You want me to rub WHAT over my body? WHY?

No, it’s not just a girl-thing and no, it’s not about just looking lovely and having glowing skin, although that’s a pleasant side effect. What are we talking about? Exfoliating. Ex… what? Exfoliating. The process of rubbing something mildly abrasive over your skin to remove dead skin cells and improve circulation. “Don’t dead skins cells fall off all by themselves?” I hear you asking. Well yes, they do. Eventually. But before they do they clog up the skin’s natural elimination processes and reduce the body’s ability to sweat effectively and release toxins.

The skin we’re in isn’t just a wrapper to hold all the bits together. Our skin is involved in a huge range of bodily processes that all combine for good health. Our skin is the largest elimination organ in the body, efficiently removing waste; it regulates body temperature, engages us with the world around us through touch, prevents infection and enables our bodies to absorb sunlight and produce important nutrients like Vitamin D. Making sure your skin functions at its best means that all those bodily functions will also function at their best.

In many ancient cultures, coarse salt or sand are used for exfoliation. Both are great but in the modern bathroom tend to play havoc with your drainage. If you do use coarse salt, you’ll need to pour a lot of hot water down the drains afterward to make sure it dissolves fully and doesn’t form a solid layer in your pipes.

If you use one of the many loofahs, mits or scrubbers on the market, please be aware that they bring a hygiene risk after the first use unless you boil them. Sitting damp in your bathroom for days on end and being full of dead skin cells and bacteria isn’t so great - the next time you use it, if you have even the slightest nick or cut on your skin, you risk infection. Brushes are good and can be used on the skin wet or dry, but also need cleaning after each use like a loofah or mit. Or you can use our new Clay Exfoliating Tablet – a bit like a big piece of soap but made from fine white unfired clay. It exfoliates gently and you also have the benefit of the clay helping to draw impurities out of the skin.

How hard should you scrub? Definitely you are aiming for nothing more than the slightest pink glow afterwards. Exfoliating is much easier after a soak in the bath or a longish shower, which softens the dead skin cells and makes them easier to remove.
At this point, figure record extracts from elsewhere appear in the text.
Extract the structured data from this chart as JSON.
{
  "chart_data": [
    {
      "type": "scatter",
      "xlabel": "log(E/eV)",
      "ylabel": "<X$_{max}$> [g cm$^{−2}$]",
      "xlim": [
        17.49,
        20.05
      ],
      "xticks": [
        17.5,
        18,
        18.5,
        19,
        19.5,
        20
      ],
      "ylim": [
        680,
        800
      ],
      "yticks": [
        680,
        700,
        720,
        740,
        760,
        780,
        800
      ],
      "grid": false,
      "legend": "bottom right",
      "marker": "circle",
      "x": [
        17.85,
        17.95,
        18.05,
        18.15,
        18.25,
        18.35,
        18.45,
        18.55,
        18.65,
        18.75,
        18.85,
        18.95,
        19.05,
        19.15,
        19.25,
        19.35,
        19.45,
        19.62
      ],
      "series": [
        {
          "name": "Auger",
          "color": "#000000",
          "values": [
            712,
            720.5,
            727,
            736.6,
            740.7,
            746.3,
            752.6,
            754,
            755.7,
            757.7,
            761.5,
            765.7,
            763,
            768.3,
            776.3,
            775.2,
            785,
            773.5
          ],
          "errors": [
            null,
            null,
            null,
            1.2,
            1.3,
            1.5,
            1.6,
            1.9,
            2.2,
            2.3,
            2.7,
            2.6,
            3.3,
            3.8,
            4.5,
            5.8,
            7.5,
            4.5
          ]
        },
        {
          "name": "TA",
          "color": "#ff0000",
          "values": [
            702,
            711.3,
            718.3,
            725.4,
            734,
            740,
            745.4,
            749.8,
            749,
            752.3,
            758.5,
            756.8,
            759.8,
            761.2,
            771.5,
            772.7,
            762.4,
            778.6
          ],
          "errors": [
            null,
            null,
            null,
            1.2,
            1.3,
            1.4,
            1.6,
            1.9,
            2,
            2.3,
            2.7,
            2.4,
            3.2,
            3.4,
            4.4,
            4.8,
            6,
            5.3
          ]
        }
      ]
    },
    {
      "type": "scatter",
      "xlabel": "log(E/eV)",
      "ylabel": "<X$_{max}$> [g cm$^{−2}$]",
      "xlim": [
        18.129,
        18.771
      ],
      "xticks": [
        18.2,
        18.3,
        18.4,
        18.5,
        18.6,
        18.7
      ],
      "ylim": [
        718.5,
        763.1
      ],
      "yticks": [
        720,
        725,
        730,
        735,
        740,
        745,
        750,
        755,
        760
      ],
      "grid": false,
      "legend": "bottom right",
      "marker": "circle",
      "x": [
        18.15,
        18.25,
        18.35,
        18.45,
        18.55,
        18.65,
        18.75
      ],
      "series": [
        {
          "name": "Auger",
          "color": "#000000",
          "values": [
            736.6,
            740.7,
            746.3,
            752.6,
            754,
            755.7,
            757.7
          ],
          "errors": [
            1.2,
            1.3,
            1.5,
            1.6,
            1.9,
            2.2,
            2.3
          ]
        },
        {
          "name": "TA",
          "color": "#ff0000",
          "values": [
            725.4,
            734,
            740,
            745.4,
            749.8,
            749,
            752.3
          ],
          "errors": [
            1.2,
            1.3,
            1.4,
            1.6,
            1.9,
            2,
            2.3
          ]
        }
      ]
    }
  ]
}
Be aware that areas of the body with poorer blood circulation, like outer thighs, knees, elbows, buttocks, feet etc, tend to have greater dead-skin build up and need exfoliating more often.

After exfoliating, dry yourself off and apply a natural plant-based oil all over. Why? The plant-based oil will nourish new skin, hopefully (depending on oil quality) add antioxidants and natural vitamin E to your skin and help to keep it soft, moisturized and also offset any dryness or irritation.

Think about adding regular exfoliation to your normal self-care regime for better health. Guys, that means you too! Stimulating your skin’s blood circulation and cleaning away the old dead skin cells is not unlike cleaning the filtration in your swimming pool or airconditoner. Everything works more efficiently afterwards, and you have the added benefit of glowing, smooth skin that is a pleasure for you, and others, to touch.


  1. NICE article!! Well done!
    Cheers! Gina

  2. Makes me want to grab a clay exfoliating tablet and jump in a hot tub of water right now :-) Hmmm, I better get me one to try!
    Thanks for always providing so much wonderful information.